World and Town
- Author: Gish Jen
- Language: English
- Publisher: Alfred A. Knopf
- Publication date: 2010
- Publication place: United States
- Pages: 386
- ISBN: 978-0-307-27219-5

= World and Town =

2010 novel by Gish Jen

World and Town is a novel by Gish Jen that follows a Chinese American widow and her friendship with a family of Cambodian immigrants. The novel describes the difficulties encountered in the lives of characters as they embrace immigration, rationalism, and religious fundamentalism.

Set in New England, the novel begins in early 2001 and describes the life of Hattie Kong, a widowed retired high school teacher. Kong's quiet life is interrupted when a family of Cambodian immigrants moves to her town. The family came to the United States as refugees from the Khmer Rouge. By the time that Kong meets them they are impoverished and racked by family conflicts and alcoholism. Kong soon develops a close friendship with the family's teenage daughter. The narrative concludes shortly after the September 11 attacks.

The daughter of a missionary, Kong prides herself on her liberalism and compassion and rejection of superstitious beliefs.

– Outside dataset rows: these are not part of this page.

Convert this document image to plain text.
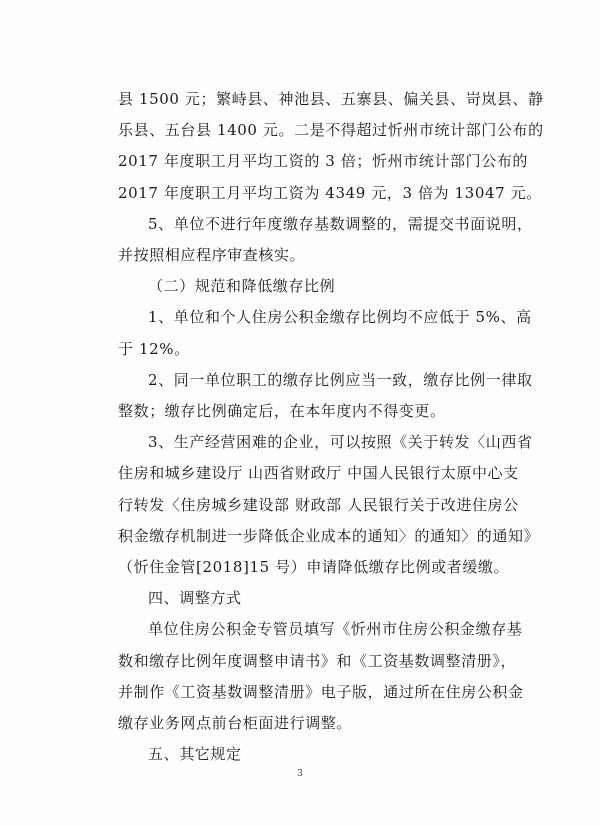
县 1500 元；繁峙县、神池县、五寨县、偏关县、岢岚县、静
乐县、五台县 1400 元。二是不得超过忻州市统计部门公布的
2017 年度职工月平均工资的 3 倍；忻州市统计部门公布的
2017 年度职工月平均工资为 4349 元，3 倍为 13047 元。

5、单位不进行年度缴存基数调整的，需提交书面说明，
并按照相应程序审查核实。

（二）规范和降低缴存比例

1、单位和个人住房公积金缴存比例均不应低于 5%、高
于 12%。

2、同一单位职工的缴存比例应当一致，缴存比例一律取
整数；缴存比例确定后，在本年度内不得变更。

3、生产经营困难的企业，可以按照《关于转发〈山西省
住房和城乡建设厅 山西省财政厅 中国人民银行太原中心支
行转发〈住房城乡建设部 财政部 人民银行关于改进住房公
积金缴存机制进一步降低企业成本的通知〉的通知〉的通知》
（忻住金管[2018]15 号）申请降低缴存比例或者缓缴。

四、调整方式

单位住房公积金专管员填写《忻州市住房公积金缴存基
数和缴存比例年度调整申请书》和《工资基数调整清册》，
并制作《工资基数调整清册》电子版，通过所在住房公积金
缴存业务网点前台柜面进行调整。

五、其它规定

3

Throughout the novel, she struggles with a dislike of the worldview embraced by other skeptics and a difficulty living in harmony with the beliefs of others.

The novel's point of view alternates between multiple characters, a technique praised by Donna Rifkind in her review of the book in The New York Times. Jen often employs Black humor throughout the book as she described the stress and suspicion of many characters.

In his review of the book in The Washington Post, Ron Charles praises Jen for combining different themes with "endearing finesse", but faults her treatment of fundamentalist Christianity as "cliche".